Antai-Otong (1999b) highlights that our “cultural background” can be an issue of diversity, which can impact upon the development of therapeutic relationships. Pearce (2003) reinforces this view, arguing that there is a need for 'transcultural nursing’, in order for the barriers posed by issues of cultural diversity to be crossed; therefore one can assume that in order for nurses to develop an effective therapeutic relationship with their patients, it is important for them to be mindful of cultural issues (Burnard, 2003). Despite this, I do not feel that there were any obvious issues of cultural diversity between Howard and myself, which threatened or hindered the development of our therapeutic relationship; we are both of British and Caucasian ethnicity, from working-middle class social backgrounds, educated, residing in the same region, and both Christians. The factors noted here appeared to provide material, which facilitated “phatic” conversation between Howard and myself (Burnard, 2003); this allowed us to relate to one another, and is useful as it helps to establish, maintain and enhance relationships. I feel that this is also true of the therapeutic relationship I had developed with Howard, as we had previously discovered a number of shared interests, which I feel provided me with many options for initiating an interaction, and allowed me to develop a rapport with Howard. Nevertheless, Vandekieft (2001) reiterates that it is imperative for nurses to be sensitive to the personal and cultural differences between themselves and their patients.

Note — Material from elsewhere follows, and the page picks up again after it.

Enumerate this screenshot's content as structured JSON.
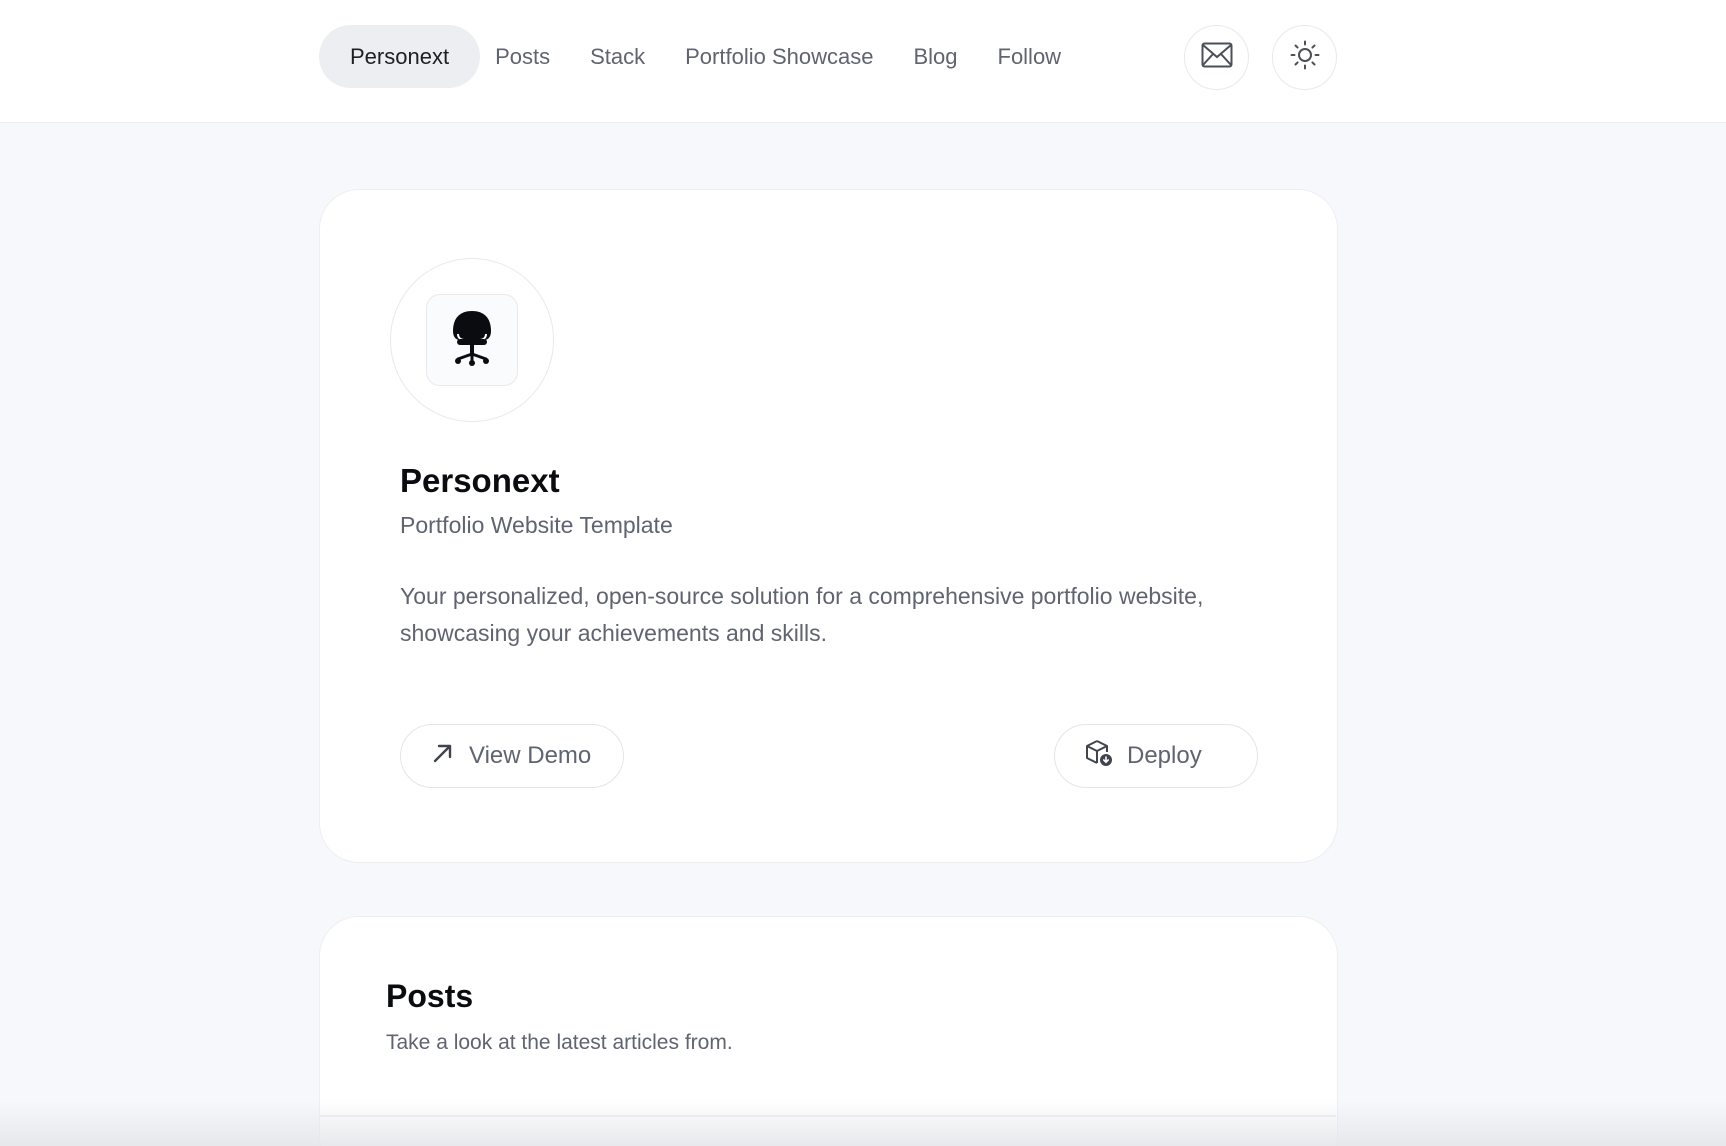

Shafer (1997) notes that gender issues may also perpetuate difficulties within the therapeutic relationship. Simpson and Fothergill (2004) support this notion, highlighting that when working with patients who have been the victims of sexual abuse, there can be complex implications pertaining to gender; adding that there is a “potential for sexual exploitation” within the therapeutic relationship that demands consideration. Furthermore, historically, the nursing profession has possessed a “sexually provocative stereotype”, which can also present dangers (Campbell-Heiber and Hart, 1993). Shafer (1997) adds that sexual attraction between nurse and patient “violates the boundaries” of the therapeutic relationship; Dexter and Wash (1991, p.12) stress the need for nurses to avoid such relationships with their patients, reiterating the need to work collaboratively with patients, “without emotional entanglement”, if they are to be successful in helping their patients objectively. There were no obvious issues pertaining to gender which were likely to challenge the therapeutic relationship between Howard and myself.